Extenders

Extenders are components that add, and manage for, properties to other components.

Since it's impossible to add properties to another class or object, the properties added by an extender only look like properties in the designer. At runtime they are simple Set/Get methods on the extender itself.

An extender must implements the IExtenderProvider interface allowing it to decide whether a specific component can be extended (at design time) through the CanExtend(component) implementation.

Some extender are not even a separate component. For example, the TableLayoutPanel, FlexLayoutPanel and FlowLayoutPanel are all extenders and add properties to their children. This feature is extremely powerful in a web system, when you drop a control inside a FlexLayoutPanel, that control "gains" new properties such as FillWeight, AlignX, AlignY, etc. These are properties that make sense only when the target control is inside a FlexLayoutPanel.

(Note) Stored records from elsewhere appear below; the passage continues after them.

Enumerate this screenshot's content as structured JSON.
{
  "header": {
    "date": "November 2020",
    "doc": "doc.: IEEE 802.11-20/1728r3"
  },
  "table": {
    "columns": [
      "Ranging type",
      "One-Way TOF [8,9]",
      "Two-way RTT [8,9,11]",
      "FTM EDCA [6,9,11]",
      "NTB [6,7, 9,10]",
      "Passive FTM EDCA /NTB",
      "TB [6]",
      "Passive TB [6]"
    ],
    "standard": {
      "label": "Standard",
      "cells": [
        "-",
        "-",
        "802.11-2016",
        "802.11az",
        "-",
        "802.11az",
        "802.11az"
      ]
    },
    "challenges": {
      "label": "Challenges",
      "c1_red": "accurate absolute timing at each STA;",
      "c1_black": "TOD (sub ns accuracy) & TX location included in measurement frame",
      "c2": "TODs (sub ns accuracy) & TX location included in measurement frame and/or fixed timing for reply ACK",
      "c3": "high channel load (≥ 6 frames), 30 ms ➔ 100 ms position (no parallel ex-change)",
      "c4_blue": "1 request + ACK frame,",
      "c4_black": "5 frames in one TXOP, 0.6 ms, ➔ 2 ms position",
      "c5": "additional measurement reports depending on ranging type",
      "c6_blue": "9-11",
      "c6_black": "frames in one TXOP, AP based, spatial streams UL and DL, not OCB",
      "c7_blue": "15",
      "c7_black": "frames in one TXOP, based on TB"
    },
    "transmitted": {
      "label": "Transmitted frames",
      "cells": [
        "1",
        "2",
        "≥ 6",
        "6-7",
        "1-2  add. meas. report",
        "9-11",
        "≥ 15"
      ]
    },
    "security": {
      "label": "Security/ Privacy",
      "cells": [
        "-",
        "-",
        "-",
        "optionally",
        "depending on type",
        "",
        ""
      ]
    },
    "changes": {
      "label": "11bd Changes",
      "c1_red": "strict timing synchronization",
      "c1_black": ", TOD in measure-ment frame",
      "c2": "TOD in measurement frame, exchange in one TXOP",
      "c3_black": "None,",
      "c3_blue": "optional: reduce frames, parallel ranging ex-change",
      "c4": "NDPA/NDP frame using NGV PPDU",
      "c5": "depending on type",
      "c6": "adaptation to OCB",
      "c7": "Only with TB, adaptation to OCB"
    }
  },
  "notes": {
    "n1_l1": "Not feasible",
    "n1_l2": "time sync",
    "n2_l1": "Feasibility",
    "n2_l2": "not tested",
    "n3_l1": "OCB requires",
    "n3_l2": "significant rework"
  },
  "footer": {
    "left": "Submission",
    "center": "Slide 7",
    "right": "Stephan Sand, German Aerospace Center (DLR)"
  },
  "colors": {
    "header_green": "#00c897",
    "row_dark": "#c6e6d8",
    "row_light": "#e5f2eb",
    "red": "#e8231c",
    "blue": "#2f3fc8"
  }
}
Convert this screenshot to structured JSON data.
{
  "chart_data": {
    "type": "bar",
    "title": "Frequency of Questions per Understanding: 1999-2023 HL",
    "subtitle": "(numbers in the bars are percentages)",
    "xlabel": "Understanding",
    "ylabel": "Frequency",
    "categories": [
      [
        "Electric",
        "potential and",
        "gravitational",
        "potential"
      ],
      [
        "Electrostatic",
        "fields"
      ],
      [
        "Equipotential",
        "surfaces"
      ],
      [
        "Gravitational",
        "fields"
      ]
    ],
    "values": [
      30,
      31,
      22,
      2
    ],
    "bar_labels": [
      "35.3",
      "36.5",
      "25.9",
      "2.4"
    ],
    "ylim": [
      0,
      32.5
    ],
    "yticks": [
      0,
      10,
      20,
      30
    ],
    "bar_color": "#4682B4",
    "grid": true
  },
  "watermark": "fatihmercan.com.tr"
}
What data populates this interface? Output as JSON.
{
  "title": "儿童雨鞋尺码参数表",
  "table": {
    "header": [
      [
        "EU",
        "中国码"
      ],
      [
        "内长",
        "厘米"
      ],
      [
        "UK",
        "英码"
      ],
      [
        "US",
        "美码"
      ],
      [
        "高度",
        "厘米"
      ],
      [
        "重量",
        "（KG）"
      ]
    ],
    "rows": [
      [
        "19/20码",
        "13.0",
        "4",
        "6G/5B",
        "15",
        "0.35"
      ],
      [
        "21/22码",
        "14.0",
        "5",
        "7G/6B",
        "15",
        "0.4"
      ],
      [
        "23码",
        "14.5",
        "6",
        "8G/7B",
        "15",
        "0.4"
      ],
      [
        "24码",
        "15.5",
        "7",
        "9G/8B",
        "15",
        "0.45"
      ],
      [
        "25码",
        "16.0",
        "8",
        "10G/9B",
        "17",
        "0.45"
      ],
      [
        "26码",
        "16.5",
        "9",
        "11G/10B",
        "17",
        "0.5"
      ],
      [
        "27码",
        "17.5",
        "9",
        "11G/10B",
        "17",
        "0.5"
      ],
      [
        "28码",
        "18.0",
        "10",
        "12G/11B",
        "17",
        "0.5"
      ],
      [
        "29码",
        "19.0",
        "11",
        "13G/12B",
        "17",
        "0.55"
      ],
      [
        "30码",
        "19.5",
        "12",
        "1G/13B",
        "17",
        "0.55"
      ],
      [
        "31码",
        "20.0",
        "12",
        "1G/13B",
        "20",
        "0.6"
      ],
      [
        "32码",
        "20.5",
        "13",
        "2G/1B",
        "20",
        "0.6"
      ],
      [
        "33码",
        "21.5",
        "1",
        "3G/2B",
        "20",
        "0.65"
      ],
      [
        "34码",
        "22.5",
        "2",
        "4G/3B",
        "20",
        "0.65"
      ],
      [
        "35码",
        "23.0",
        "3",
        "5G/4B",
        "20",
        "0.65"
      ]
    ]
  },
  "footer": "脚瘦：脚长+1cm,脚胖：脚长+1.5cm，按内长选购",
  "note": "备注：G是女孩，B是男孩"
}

Other extenders are not controls and do not have a UI. They add features to the control they extend. See the Animation, ToolTip and similar extenders.

You can add multiple instances of the same extender. If you add two (or 10) Animation extenders you will be able to define multiple animations for each control in response to different events.

IExtenderProvider

The System.ComponentModel.IExtenderProvider is part of the System.ComponentModel infrastructure in .NET. It requires only one method to be implemented:

bool CanExtend(object target)

Return true if the extender wants to extend the target object. There isn't anything more to it and there Microsoft documentation and examples are quite exhaustive.

ProvidePropertyAttribute

An extender class indicates which property wants to add by specifying one or more ProvidePropertyAttribute declarations.